AHA/ASA richtlijn update ischemische strokeNieuws - Oct. 22, 2010
AHA/ASA update ischemic stroke guidelines
The latest ischemic stroke guidelines from the American Heart Association and American Stroke Association (AHA/ASA) include advice on antithrombotic treatment in specific subgroups and managing patients with the metabolic syndrome.
The guidelines stress the importance of hypertension as a stroke risk factor, and offer the new recommendation that the choice of antihypertensive agents should be individualized, partly according to patient characteristics that may help guide drug prescribing, such as renal impairment, cardiac disease, and diabetes.
The writing committee, led by Karen Furie (Massachusetts General Hospital, Boston, USA), notes in the journal Stroke that the metabolic syndrome is present in nearly a quarter of US adults.
But they say: "Considerable controversy surrounds the metabolic syndrome, largely because of uncertainty regarding its etiology and clinical usefulness." For this reason, they simply recommend lifestyle advice and treatment of individual components of the metabolic syndrome in line with established guidelines.
New recommendations for patients with atherosclerotic stroke include optimal medical therapy for those with carotid or vertebral artery stenosis, and use of aspirin rather than warfarin in patients with severe intracranial stenosis.

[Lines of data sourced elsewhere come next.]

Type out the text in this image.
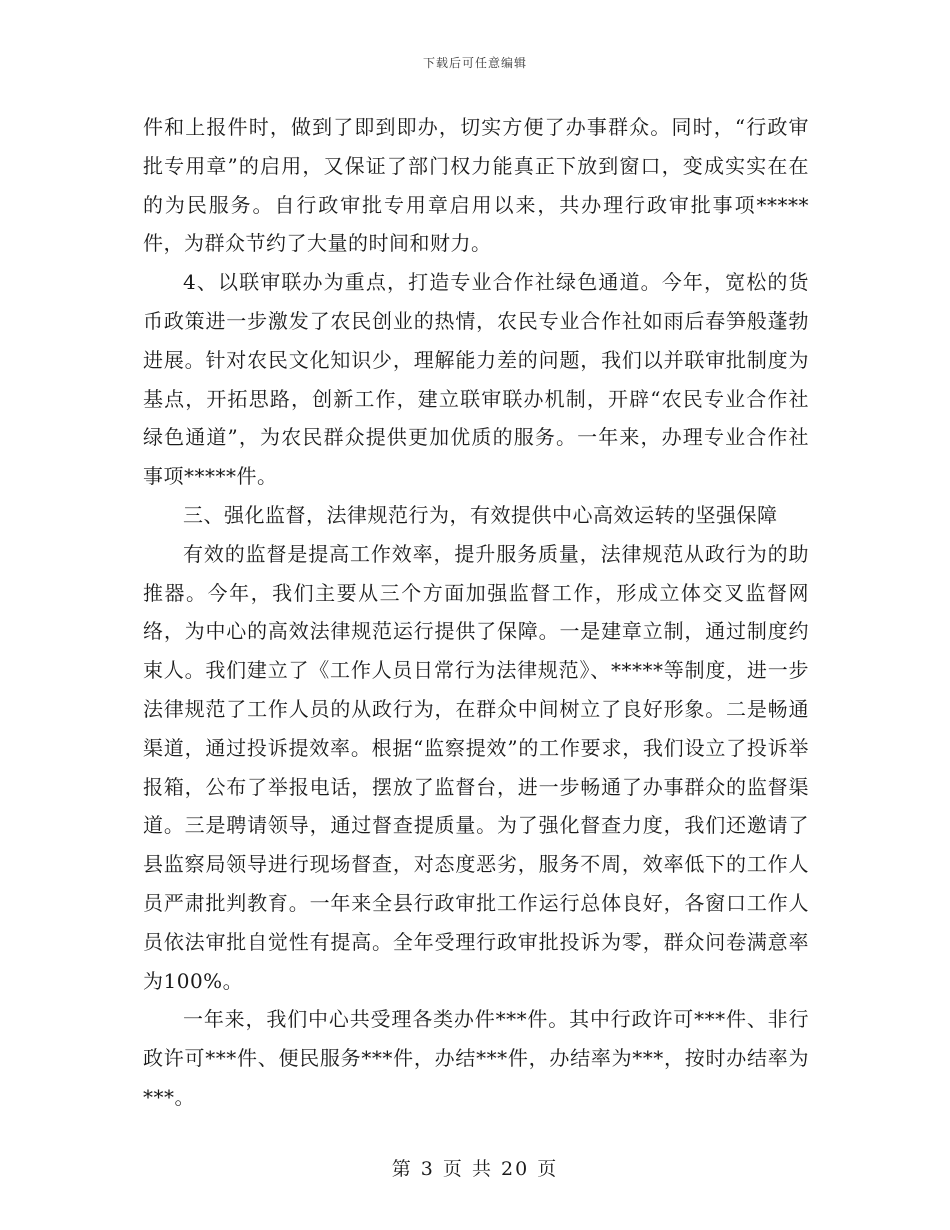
下载后可任意编辑

件和上报件时，做到了即到即办，切实方便了办事群众。同时，“行政审批专用章”的启用，又保证了部门权力能真正下放到窗口，变成实实在在的为民服务。自行政审批专用章启用以来，共办理行政审批事项*****件，为群众节约了大量的时间和财力。

4、以联审联办为重点，打造专业合作社绿色通道。今年，宽松的货币政策进一步激发了农民创业的热情，农民专业合作社如雨后春笋般蓬勃进展。针对农民文化知识少，理解能力差的问题，我们以并联审批制度为基点，开拓思路，创新工作，建立联审联办机制，开辟“农民专业合作社绿色通道”，为农民群众提供更加优质的服务。一年来，办理专业合作社事项*****件。

三、强化监督，法律规范行为，有效提供中心高效运转的坚强保障

有效的监督是提高工作效率，提升服务质量，法律规范从政行为的助推器。今年，我们主要从三个方面加强监督工作，形成立体交叉监督网络，为中心的高效法律规范运行提供了保障。一是建章立制，通过制度约束人。我们建立了《工作人员日常行为法律规范》、*****等制度，进一步法律规范了工作人员的从政行为，在群众中间树立了良好形象。二是畅通渠道，通过投诉提效率。根据“监察提效”的工作要求，我们设立了投诉举报箱，公布了举报电话，摆放了监督台，进一步畅通了办事群众的监督渠道。三是聘请领导，通过督查提质量。为了强化督查力度，我们还邀请了县监察局领导进行现场督查，对态度恶劣，服务不周，效率低下的工作人员严肃批判教育。一年来全县行政审批工作运行总体良好，各窗口工作人员依法审批自觉性有提高。全年受理行政审批投诉为零，群众问卷满意率为100%。

一年来，我们中心共受理各类办件***件。其中行政许可***件、非行政许可***件、便民服务***件，办结***件，办结率为***，按时办结率为***。

第 3 页 共 20 页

The guidelines contain two new recommendations for patients with atrial fibrillation - that the combination of clopidogrel plus aspirin carries a high bleeding risk and should be avoided in patients in whom warfarin is contraindicated due to hemorrhagic concerns, and that bridging therapy with a low molecular weight heparin is "reasonable" in patients requiring temporary interruption of oral anticoagulation.
Furie et al also cover treatment of patients with specific comorbid conditions. In this section of the guidelines, they note that the relative benefits of antiplatelet versus oral anticoagulant treatment are not established in patients with arterial dissection or patent foramen ovale.
Finally, the committee explores antithrombotic strategies in patients with intracranial hemorrhage (ICH), describing this as "one of the most difficult problems that clinicians face."
The guidelines offer two new recommendations in this area: firstly, that protamine sulfate should be used to reverse heparin-associated ICH, and secondly, that antiplatelet treatment be considered for patients with a "comparatively lower" risk for ischemic stroke and a high risk for amyloid angiopathy or with very poor neurologic function.
If patients are at very high thromboembolic risk and restart of warfarin is deemed necessary, then the committee suggests it may be reasonable to do this 7-10 days after ICH.